The school aims to educate and empower young women with the values, knowledge and skills for life, work and leadership so that they can transform their communities and their nation.
IGBS aims to provide a safe, stimulating and supportive environment in which all young people have the freedom and the opportunities to fulfil their unique potential academically, physically, socially, emotionally and spiritually, through dedicated, innovative and enthusiastic teaching and learning.
The school focuses on girls only because so few get the chance of education; only 1 in 5 girls are still in school by the age of around 10. The school spans upper primary and secondary as these are the years with the highest drop-out rates nationally.

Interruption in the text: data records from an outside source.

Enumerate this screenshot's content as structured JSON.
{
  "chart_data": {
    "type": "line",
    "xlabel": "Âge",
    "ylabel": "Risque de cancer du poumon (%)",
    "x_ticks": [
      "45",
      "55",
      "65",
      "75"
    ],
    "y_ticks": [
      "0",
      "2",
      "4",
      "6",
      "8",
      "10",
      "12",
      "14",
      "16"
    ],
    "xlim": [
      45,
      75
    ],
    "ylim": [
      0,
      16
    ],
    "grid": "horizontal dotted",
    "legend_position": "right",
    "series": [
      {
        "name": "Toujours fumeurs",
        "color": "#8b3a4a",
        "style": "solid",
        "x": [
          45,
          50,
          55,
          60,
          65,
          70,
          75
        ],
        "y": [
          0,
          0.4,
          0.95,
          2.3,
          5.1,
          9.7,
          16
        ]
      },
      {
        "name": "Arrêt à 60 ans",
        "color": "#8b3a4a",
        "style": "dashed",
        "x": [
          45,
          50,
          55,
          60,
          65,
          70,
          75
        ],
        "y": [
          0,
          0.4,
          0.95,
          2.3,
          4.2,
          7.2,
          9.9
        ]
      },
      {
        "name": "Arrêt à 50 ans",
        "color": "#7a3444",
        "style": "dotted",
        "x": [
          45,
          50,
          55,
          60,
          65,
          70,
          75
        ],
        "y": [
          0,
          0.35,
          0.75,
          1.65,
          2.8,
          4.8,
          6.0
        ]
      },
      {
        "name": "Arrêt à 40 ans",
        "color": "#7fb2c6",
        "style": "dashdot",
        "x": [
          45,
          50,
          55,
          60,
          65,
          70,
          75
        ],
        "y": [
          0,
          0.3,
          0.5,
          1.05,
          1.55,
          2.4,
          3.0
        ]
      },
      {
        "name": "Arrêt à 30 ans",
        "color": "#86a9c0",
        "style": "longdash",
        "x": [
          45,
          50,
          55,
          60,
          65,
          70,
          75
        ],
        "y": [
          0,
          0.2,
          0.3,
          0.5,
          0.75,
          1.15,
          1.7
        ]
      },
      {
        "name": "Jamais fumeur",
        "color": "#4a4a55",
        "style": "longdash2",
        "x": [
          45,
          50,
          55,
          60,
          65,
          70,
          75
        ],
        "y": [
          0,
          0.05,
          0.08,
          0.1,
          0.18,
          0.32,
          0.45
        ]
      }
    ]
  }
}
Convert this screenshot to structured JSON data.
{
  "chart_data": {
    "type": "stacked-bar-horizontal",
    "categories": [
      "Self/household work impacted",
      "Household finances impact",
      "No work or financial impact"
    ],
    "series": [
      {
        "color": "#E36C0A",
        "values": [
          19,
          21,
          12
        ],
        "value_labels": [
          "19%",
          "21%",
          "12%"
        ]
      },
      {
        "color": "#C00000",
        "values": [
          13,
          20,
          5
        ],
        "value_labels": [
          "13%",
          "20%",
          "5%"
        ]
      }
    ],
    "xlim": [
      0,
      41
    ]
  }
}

To fulfil our aim of combining excellence with accessibility, the school is residential, allowing girls from a wide catchment area (about the size of Scotland) to attend and to study safely, protected from early and forced marriage and pregnancy and without the additional pressure of domestic duties during term-time.
We also aim to uplift the performance of feeder primary schools in the surrounding area by funding additional teachers, training and books, and also to support literacy and adult education classes.
In 2008 Professors John Benington and Jean Hartley (both then at Warwick University) were asked by the interim Government of South Sudan to go to Juba, the new capital, to run a series of workshops on public management for newly appointed Government officials.
Bridget Nagomoro was one of these officials, then working in the Ministry of Commerce, Trade and Industry.
Sitting beside the Nile, she told John about a dream she had had, calling her to set up a boarding school for girls in Ibba, the village in which she had been born and brought up. At the time she was one of very few girls from Ibba to have had schooling beyond age 10 (eventually going on to get a University degree).
She asked John to help make her vision real, by developing a detailed plan, and helping to raise the finance needed. She then gave up her job in the national government in Juba to return to Ibba County as local Government Commissioner so that she could be actively involved in developing the school. She mobilized active support for her vision from a wide network of people, including local chiefs and clergy, parents, educators in South Sudan, and government at county, state and national levels.
She donated a large plot of family land on which to build the school and also inspired the village chief, Severio, to give an adjacent plot of land - making a total of 73 acres available for the school. Chief Severio has since donated a further plot to help the school grow its own food.
In 2011, Friends of Ibba Girls’ School (FIGS) was registered as a UK charity, to support the design, building and development of the school with funding and professional/technical advice (e.g. architecture, governance, financial management and quality teaching and learning).
In 2013, Ibba Girls Boarding School was registered under South Sudanese law, with its own body of South Sudanese Trustees and Board of Governors (on which the UK Trustees are represented).
In March 2014, the school opened to its first 40 ten-year-old girl students and marked this achievement with an official Opening Ceremony.
Since 2014, another 5 cohorts of girls have joined the school, so that it now spans Primary 4 to Secondary 1, with 220 girl students living and learning at Ibba with great enthusiasm. The initial cohort sat their Primary Leaving Exams in 2018 and the top 6 scorers in the country were all from Ibba Girls' Boarding School. IGBS was also the only school to receive a 100% pass rate.
This is a wonderful result from such a young school, nothing short of a miracle. However, we still need to raise sufficient funding year on year so these girls can continue their education - and so over the next 3 years, another 120 girls can enrol, and receive the priceless opportunity to learn.